Whether the expiration of the fee increase will make a difference in physician participation in Medicaid is unknown. That is because there hasn’t been enough time to analyze whether the hike actually convinced primary care doctors to take Medicaid patients.
“It’s expiring before it’s been evaluated,” said Sandra Decker, a researcher at the National Center for Health Statistics, an arm of the Centers for Disease Control and Prevention. Decker, who has published widely on the Medicaid physician workforce, said she will analyze the impact of the fee increase, but doubts her results will be complete before the end of next year.
Still, she noted, past evidence indicates that Medicaid pay increases spur participation by physicians. She predicted that the lower fees will make it harder for Medicaid patients to find doctors willing to see them or that they will have to endure long waits to see doctors who accept Medicaid patients.
A recent report by the Office of the Inspector General in the U.S. Department of Health and Human Services underlined the difficulty Medicaid patients already face in getting care. Federal inspectors found that more than half of the doctors identified by states as participating in Medicaid managed care plans could not schedule appointments because they weren’t at the listed address, were not participating in Medicaid or were not taking new patients.

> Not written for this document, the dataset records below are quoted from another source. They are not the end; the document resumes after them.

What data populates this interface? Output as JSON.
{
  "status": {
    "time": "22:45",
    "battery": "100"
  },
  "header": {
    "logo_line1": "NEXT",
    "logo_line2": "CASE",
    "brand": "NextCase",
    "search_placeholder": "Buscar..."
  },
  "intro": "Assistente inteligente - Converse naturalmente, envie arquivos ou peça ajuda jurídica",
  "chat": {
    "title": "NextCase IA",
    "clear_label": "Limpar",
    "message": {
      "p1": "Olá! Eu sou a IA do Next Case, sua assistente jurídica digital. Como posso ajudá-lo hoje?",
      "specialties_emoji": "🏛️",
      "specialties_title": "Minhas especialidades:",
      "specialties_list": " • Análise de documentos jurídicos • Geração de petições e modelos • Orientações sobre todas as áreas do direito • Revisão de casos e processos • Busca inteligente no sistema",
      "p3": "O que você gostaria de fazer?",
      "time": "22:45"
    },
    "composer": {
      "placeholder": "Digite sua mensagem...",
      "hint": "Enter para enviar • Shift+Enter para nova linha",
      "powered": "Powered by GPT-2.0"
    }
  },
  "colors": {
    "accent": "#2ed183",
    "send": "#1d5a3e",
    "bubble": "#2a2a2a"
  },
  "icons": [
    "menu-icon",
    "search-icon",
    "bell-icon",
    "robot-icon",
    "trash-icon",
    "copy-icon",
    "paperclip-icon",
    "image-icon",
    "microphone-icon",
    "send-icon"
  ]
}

Among providers who did offer appointments, more than a quarter of them had wait times of a month or longer. Daniel Levinson, inspector general for the Department of Health and Human Services, noted that one beneficiary who was eight-weeks pregnant had to wait longer than two months to see a Medicaid obstetrician.
“Such lengthy wait times,” Levinson said in the report, “could result in a pregnant enrollee receiving no prenatal care in the first trimester of pregnancy.”
Anticipating a shortage of primary care doctors in Medicaid, the ACA included a provision raising primary care physician rates to the same levels paid to primary care doctors in Medicare for two years. Although states and the federal government jointly pay Medicaid costs, the law required that the federal government pay for the raises. According to the Urban Institute report, as of last June, the fee increase had cost the federal government $5.6 billion.
Even as the provision went into effect, however, many heath economists doubted that it would have long-term impact on participation because the raise was temporary.
Matt Salo, executive director of the National Association of Medicaid Directors, said the fee bump also proved complicated for states to implement. The law was geared toward the traditional Medicaid fee-for-service model, but most of Medicaid now operates in a managed care system, in which doctors are paid a salary.